И внезапно ни каморки, ни спертого запаха, ни Дровосека она в своей голове не обнаруживает, только — тоску. Сука-тоска плесенью по углам, грибковыми спорами прямо в глотку залетает и оседает на дне равнодушным «вкусно, но не то».
… — Но? — вырывает из воспоминаний психотерапевт.
— Не принесло облегчения, — дымное облако выдыхает Йесо, осознавая наконец, что, кажется, свободной ей больше не быть никогда.
— И какой же вывод ты из этого сделала?
— Соулмейтовская связь та ещё сука? — заламывает бровь, насмешливо кривя губы.
— Вывод хороший, но не тот. В том смысле, что ты всё ещё врешь себе, Йесо, а значит — возвращаемся на исходную позицию.
И её ещё на неделю жалит в солнечное сплетение нездоровым желанием доказать. Она сама не знает, что конкретно, но чувствует — надо. Учится, исправно и в трезвом сознании ходит на терапию, кое-как отшучивается от неловкого Чонгука, который почему-то смущен больше неё, и всё равно в конце находит себя у дверей знакомой квартиры.

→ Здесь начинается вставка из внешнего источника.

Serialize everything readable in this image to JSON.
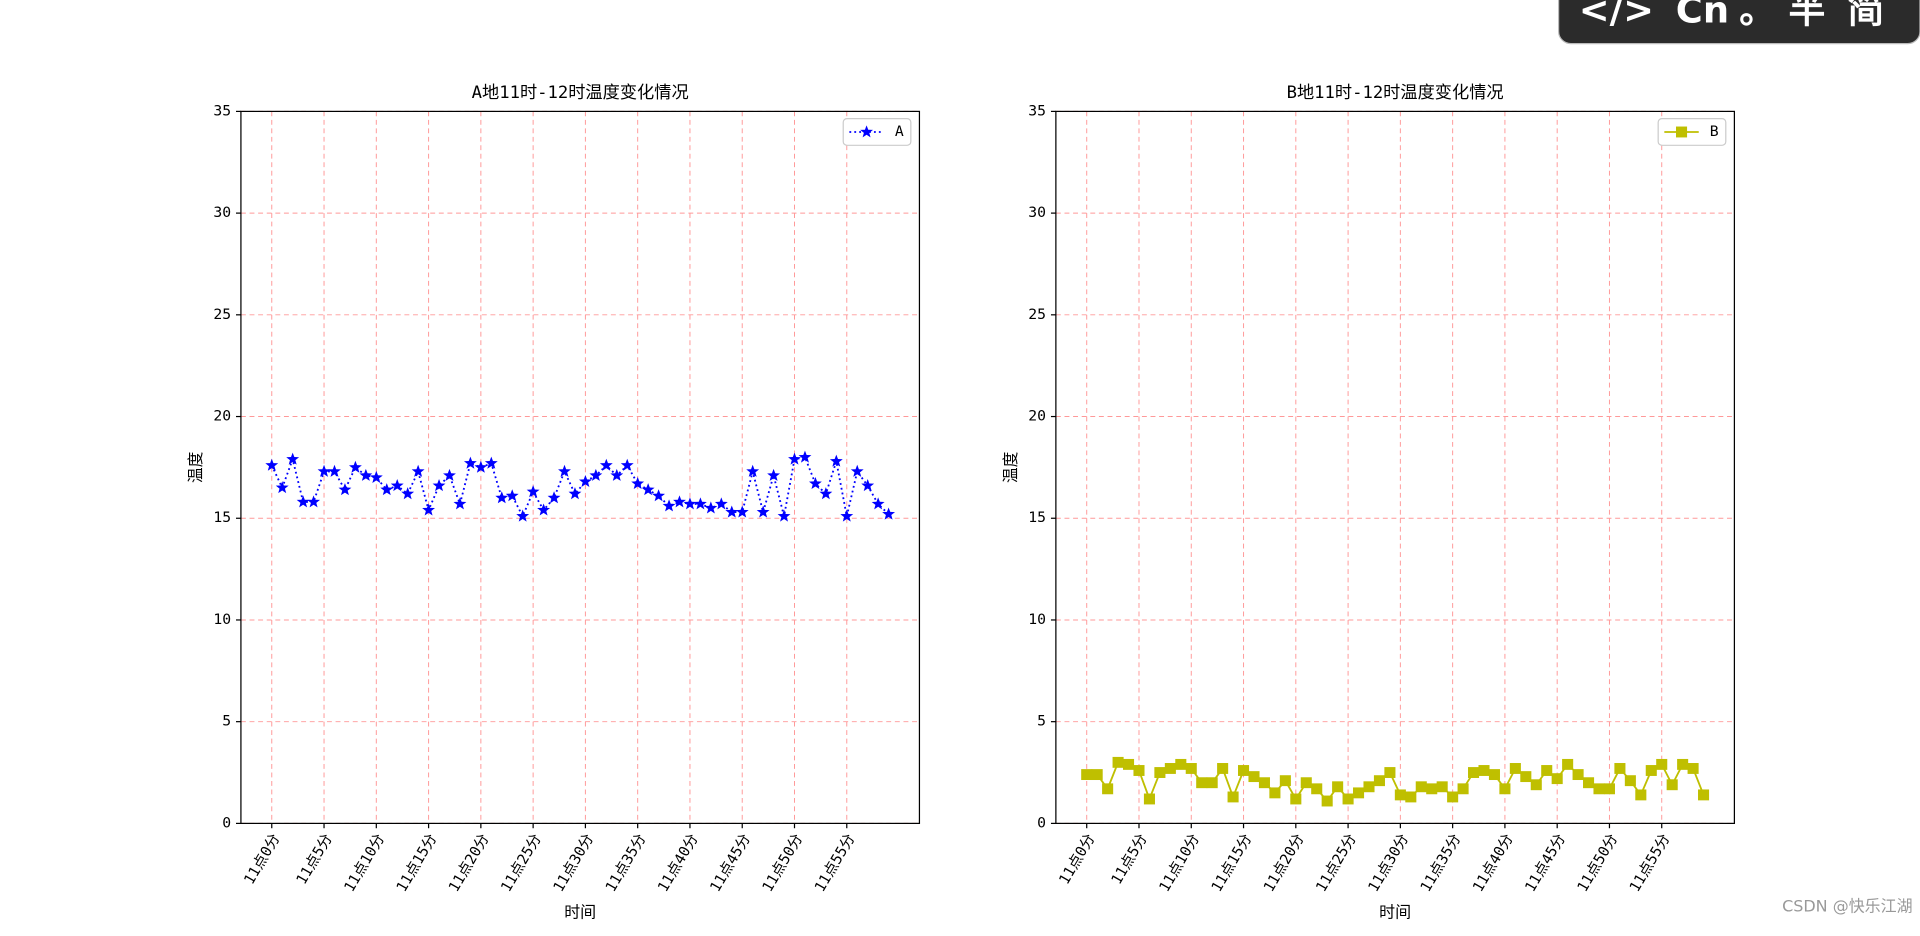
{
  "chart_data": [
    {
      "type": "line",
      "title": "A地11时-12时温度变化情况",
      "xlabel": "时间",
      "ylabel": "温度",
      "categories": [
        "11点0分",
        null,
        null,
        null,
        null,
        "11点5分",
        null,
        null,
        null,
        null,
        "11点10分",
        null,
        null,
        null,
        null,
        "11点15分",
        null,
        null,
        null,
        null,
        "11点20分",
        null,
        null,
        null,
        null,
        "11点25分",
        null,
        null,
        null,
        null,
        "11点30分",
        null,
        null,
        null,
        null,
        "11点35分",
        null,
        null,
        null,
        null,
        "11点40分",
        null,
        null,
        null,
        null,
        "11点45分",
        null,
        null,
        null,
        null,
        "11点50分",
        null,
        null,
        null,
        null,
        "11点55分",
        null,
        null,
        null,
        null
      ],
      "series": [
        {
          "name": "A",
          "color": "#0000ff",
          "marker": "star",
          "linestyle": "dotted",
          "values": [
            17.6,
            16.5,
            17.9,
            15.8,
            15.8,
            17.3,
            17.3,
            16.4,
            17.5,
            17.1,
            17.0,
            16.4,
            16.6,
            16.2,
            17.3,
            15.4,
            16.6,
            17.1,
            15.7,
            17.7,
            17.5,
            17.7,
            16.0,
            16.1,
            15.1,
            16.3,
            15.4,
            16.0,
            17.3,
            16.2,
            16.8,
            17.1,
            17.6,
            17.1,
            17.6,
            16.7,
            16.4,
            16.1,
            15.6,
            15.8,
            15.7,
            15.7,
            15.5,
            15.7,
            15.3,
            15.3,
            17.3,
            15.3,
            17.1,
            15.1,
            17.9,
            18.0,
            16.7,
            16.2,
            17.8,
            15.1,
            17.3,
            16.6,
            15.7,
            15.2
          ]
        }
      ],
      "ylim": [
        0,
        35
      ],
      "yticks": [
        0,
        5,
        10,
        15,
        20,
        25,
        30,
        35
      ],
      "grid": true,
      "grid_color": "#ff9999",
      "legend": "upper right"
    },
    {
      "type": "line",
      "title": "B地11时-12时温度变化情况",
      "xlabel": "时间",
      "ylabel": "温度",
      "categories": [
        "11点0分",
        null,
        null,
        null,
        null,
        "11点5分",
        null,
        null,
        null,
        null,
        "11点10分",
        null,
        null,
        null,
        null,
        "11点15分",
        null,
        null,
        null,
        null,
        "11点20分",
        null,
        null,
        null,
        null,
        "11点25分",
        null,
        null,
        null,
        null,
        "11点30分",
        null,
        null,
        null,
        null,
        "11点35分",
        null,
        null,
        null,
        null,
        "11点40分",
        null,
        null,
        null,
        null,
        "11点45分",
        null,
        null,
        null,
        null,
        "11点50分",
        null,
        null,
        null,
        null,
        "11点55分",
        null,
        null,
        null,
        null
      ],
      "series": [
        {
          "name": "B",
          "color": "#bfbf00",
          "marker": "square",
          "linestyle": "solid",
          "values": [
            2.4,
            2.4,
            1.7,
            3.0,
            2.9,
            2.6,
            1.2,
            2.5,
            2.7,
            2.9,
            2.7,
            2.0,
            2.0,
            2.7,
            1.3,
            2.6,
            2.3,
            2.0,
            1.5,
            2.1,
            1.2,
            2.0,
            1.7,
            1.1,
            1.8,
            1.2,
            1.5,
            1.8,
            2.1,
            2.5,
            1.4,
            1.3,
            1.8,
            1.7,
            1.8,
            1.3,
            1.7,
            2.5,
            2.6,
            2.4,
            1.7,
            2.7,
            2.3,
            1.9,
            2.6,
            2.2,
            2.9,
            2.4,
            2.0,
            1.7,
            1.7,
            2.7,
            2.1,
            1.4,
            2.6,
            2.9,
            1.9,
            2.9,
            2.7,
            1.4
          ]
        }
      ],
      "ylim": [
        0,
        35
      ],
      "yticks": [
        0,
        5,
        10,
        15,
        20,
        25,
        30,
        35
      ],
      "grid": true,
      "grid_color": "#ff9999",
      "legend": "upper right"
    }
  ],
  "toolbar": {
    "items": [
      "</>",
      "Cn",
      "。",
      "半",
      "简"
    ]
  },
  "watermark": "CSDN @快乐江湖"
}
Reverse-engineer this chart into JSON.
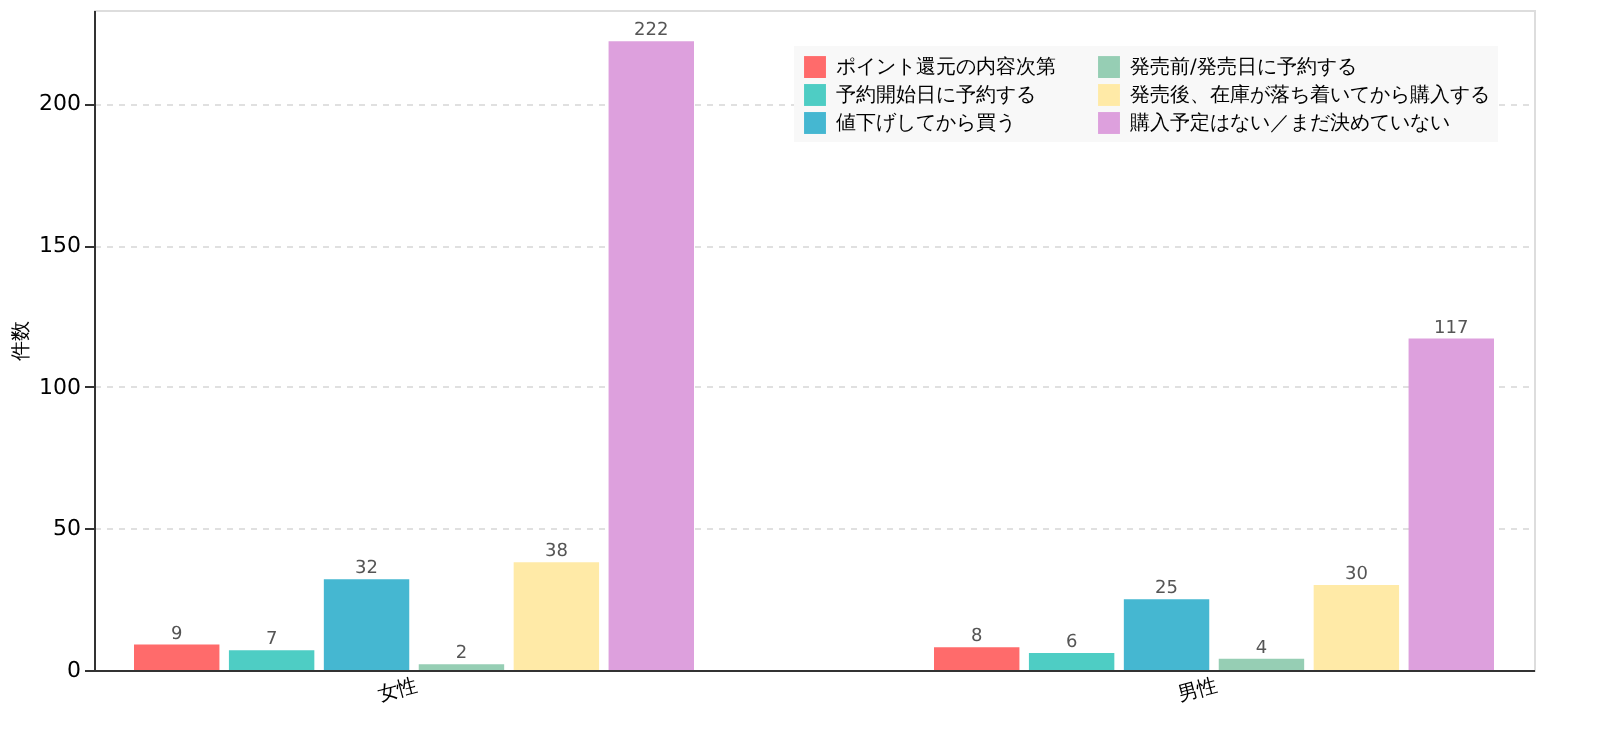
{
  "chart_data": {
    "type": "bar",
    "categories": [
      "女性",
      "男性"
    ],
    "ylabel": "件数",
    "ylim": [
      0,
      233
    ],
    "yticks": [
      0,
      50,
      100,
      150,
      200
    ],
    "grid": "y",
    "legend": "top right",
    "data_labels": true,
    "series": [
      {
        "name": "ポイント還元の内容次第",
        "color": "#ff6b6b",
        "values": [
          9,
          8
        ]
      },
      {
        "name": "予約開始日に予約する",
        "color": "#4ecdc4",
        "values": [
          7,
          6
        ]
      },
      {
        "name": "値下げしてから買う",
        "color": "#45b7d1",
        "values": [
          32,
          25
        ]
      },
      {
        "name": "発売前/発売日に予約する",
        "color": "#96ceb4",
        "values": [
          2,
          4
        ]
      },
      {
        "name": "発売後、在庫が落ち着いてから購入する",
        "color": "#ffeaa7",
        "values": [
          38,
          30
        ]
      },
      {
        "name": "購入予定はない／まだ決めていない",
        "color": "#dda0dd",
        "values": [
          222,
          117
        ]
      }
    ]
  }
}
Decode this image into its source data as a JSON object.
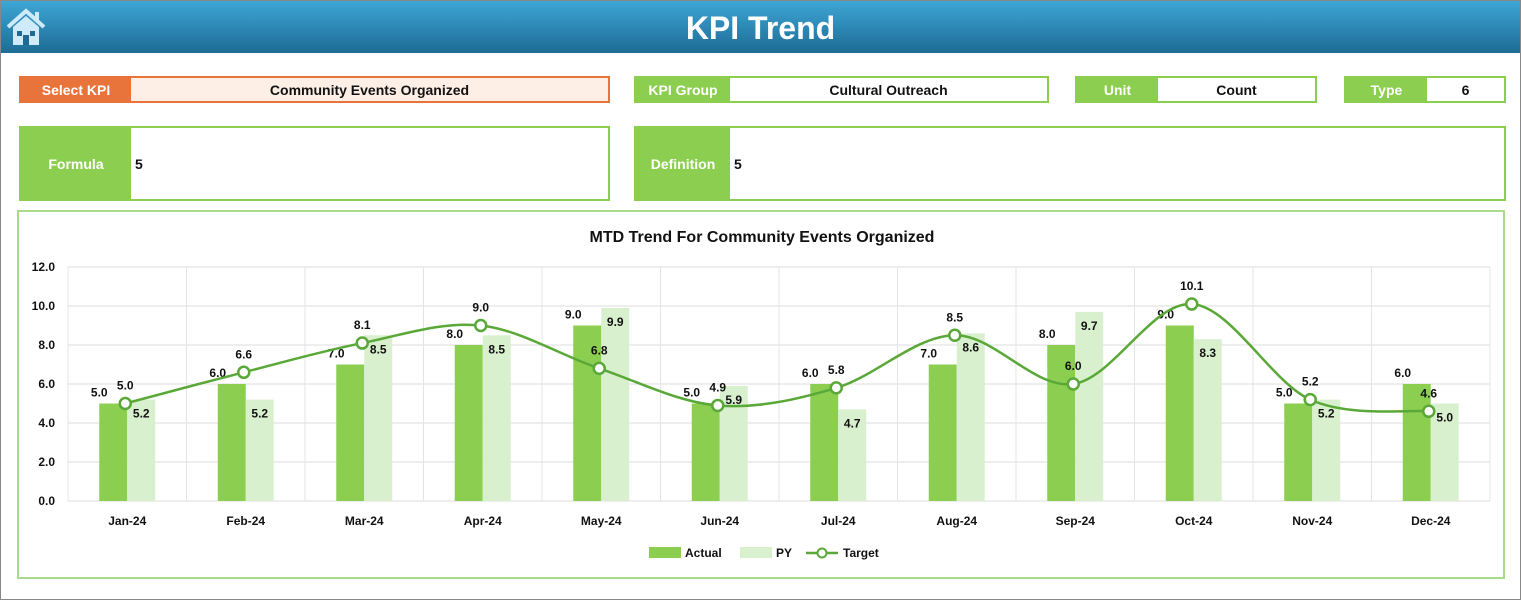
{
  "header": {
    "title": "KPI Trend"
  },
  "fields": {
    "select_kpi_label": "Select KPI",
    "select_kpi_value": "Community Events Organized",
    "kpi_group_label": "KPI Group",
    "kpi_group_value": "Cultural Outreach",
    "unit_label": "Unit",
    "unit_value": "Count",
    "type_label": "Type",
    "type_value": "6",
    "formula_label": "Formula",
    "formula_value": "5",
    "definition_label": "Definition",
    "definition_value": "5"
  },
  "colors": {
    "actual": "#8ccf50",
    "py": "#d9f0cf",
    "target": "#5aa838",
    "orange": "#e8743b"
  },
  "chart_data": {
    "type": "bar",
    "title": "MTD Trend For Community Events Organized",
    "categories": [
      "Jan-24",
      "Feb-24",
      "Mar-24",
      "Apr-24",
      "May-24",
      "Jun-24",
      "Jul-24",
      "Aug-24",
      "Sep-24",
      "Oct-24",
      "Nov-24",
      "Dec-24"
    ],
    "series": [
      {
        "name": "Actual",
        "type": "bar",
        "values": [
          5.0,
          6.0,
          7.0,
          8.0,
          9.0,
          5.0,
          6.0,
          7.0,
          8.0,
          9.0,
          5.0,
          6.0
        ]
      },
      {
        "name": "PY",
        "type": "bar",
        "values": [
          5.2,
          5.2,
          8.5,
          8.5,
          9.9,
          5.9,
          4.7,
          8.6,
          9.7,
          8.3,
          5.2,
          5.0
        ]
      },
      {
        "name": "Target",
        "type": "line",
        "values": [
          5.0,
          6.6,
          8.1,
          9.0,
          6.8,
          4.9,
          5.8,
          8.5,
          6.0,
          10.1,
          5.2,
          4.6
        ]
      }
    ],
    "ylim": [
      0,
      12
    ],
    "yticks": [
      "0.0",
      "2.0",
      "4.0",
      "6.0",
      "8.0",
      "10.0",
      "12.0"
    ],
    "grid": true,
    "legend": "bottom"
  }
}
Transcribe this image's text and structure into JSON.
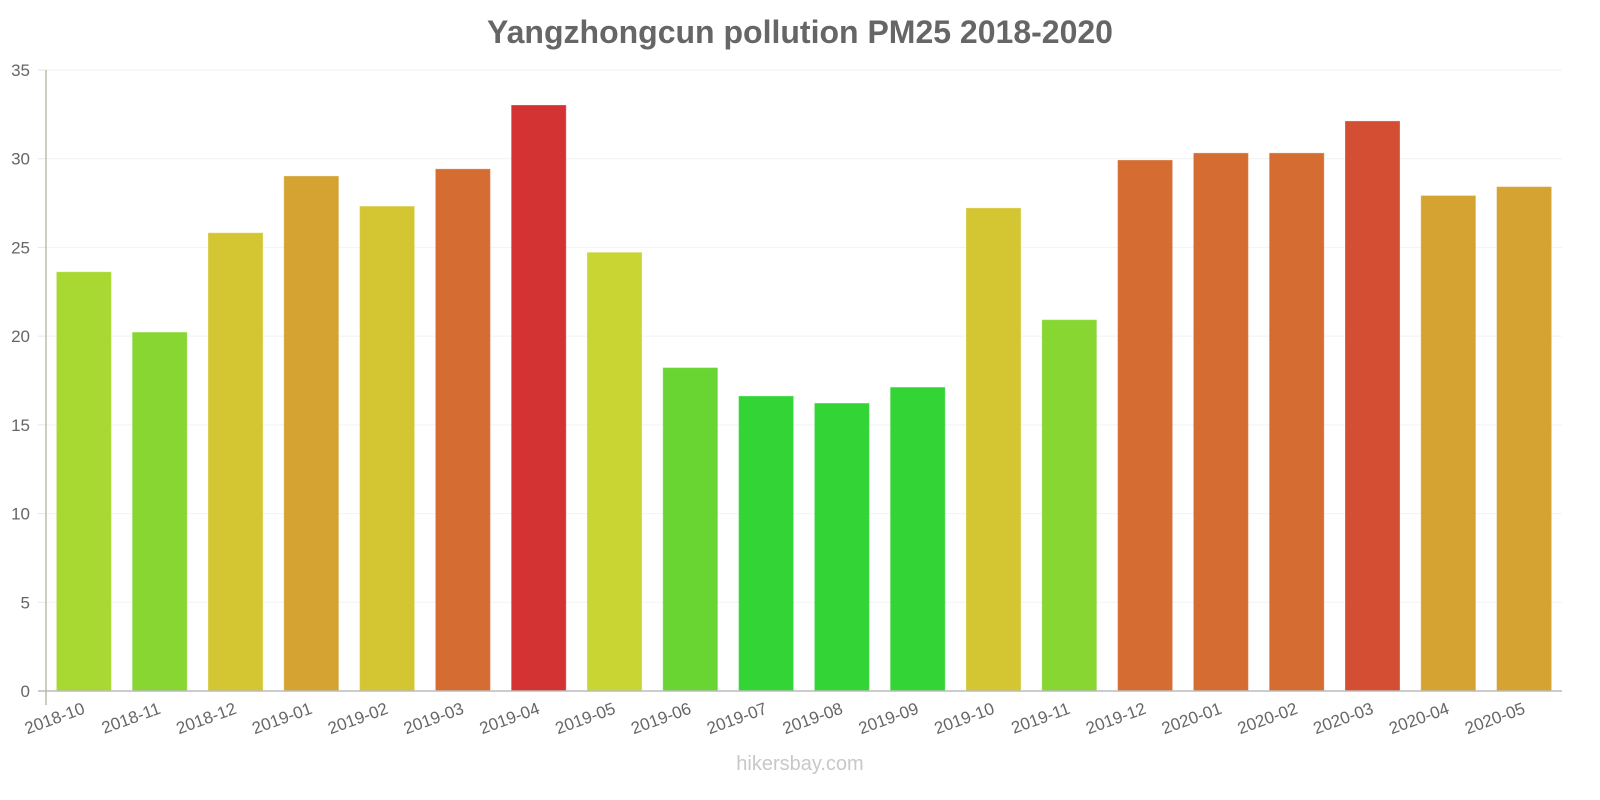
{
  "chart_data": {
    "type": "bar",
    "title": "Yangzhongcun pollution PM25 2018-2020",
    "xlabel": "",
    "ylabel": "",
    "ylim": [
      0,
      35
    ],
    "yticks": [
      0,
      5,
      10,
      15,
      20,
      25,
      30,
      35
    ],
    "grid": true,
    "legend": "none",
    "categories": [
      "2018-10",
      "2018-11",
      "2018-12",
      "2019-01",
      "2019-02",
      "2019-03",
      "2019-04",
      "2019-05",
      "2019-06",
      "2019-07",
      "2019-08",
      "2019-09",
      "2019-10",
      "2019-11",
      "2019-12",
      "2020-01",
      "2020-02",
      "2020-03",
      "2020-04",
      "2020-05"
    ],
    "values": [
      23.6,
      20.2,
      25.8,
      29.0,
      27.3,
      29.4,
      33.0,
      24.7,
      18.2,
      16.6,
      16.2,
      17.1,
      27.2,
      20.9,
      29.9,
      30.3,
      30.3,
      32.1,
      27.9,
      28.4
    ],
    "colors": [
      "#addf34",
      "#8bdd34",
      "#dbcb34",
      "#dca834",
      "#dbcb34",
      "#dc7034",
      "#db3535",
      "#cfdc34",
      "#6bdc34",
      "#35dc38",
      "#35dc38",
      "#35dc38",
      "#dbcb34",
      "#8bdd34",
      "#dc7034",
      "#dc7034",
      "#dc7034",
      "#db5035",
      "#dca834",
      "#dca834"
    ]
  },
  "watermark": "hikersbay.com"
}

Мнется, как никогда до этого, никак не может решить: туда или обратно.
Припудренная трагикомической пылью реальность транслирует в её голове забавные кадры прошлого. Как обживает эту квартиру, как насильно подминается под систему, которая существовала задолго до неё и будет даже после. В сердечный мякиш прилетает иглой: они в этой бетонкой клетке — бюджетное шоу на раз, ситком, который не сходит с экранов третий год как. Йесо проворачивает ключ в замочной скважине, полная решимости записать финальный эпизод прямо здесь и сейчас, без лишних свидетелей.
Спустя час и десять выкуренных сигарет то, что было прощальным, целомудренным касанием губ «раз — и больше никогда», легким поддёвком когтя выворачивается наизнанку, обретая с каждым новым движением кончика языка всё больше сраных подтекстов и значений. «Что ж ты творишь, что ж ты делаешь, ду-ра, отцепись и беги» — и это не предназначено для чужих ушей, это лупит в гонги здравомыслие Йесо, цепляясь птичьими лапками за края собственной могилы.
Целоваться с Чимином всё равно, что терять башмаки и нимб по дороге к греху. Отчаянно, вкусно, дышится легче и хуже одновременно, а самое страшное — нравится до поросячьего визга. Проволочная обмотка на конденсаторах здравомыслия лопается, высоковольтной дугой замыкая синапсы и нейроны. Это в чистом виде безумие, и Йесо добровольно кладет голову на отсечение, ставя подпись отпечатком губ на отказе от отвественности — и да поможет ей далее Кришна, если она серьезно полагает, что ещё сможет отделаться так легко.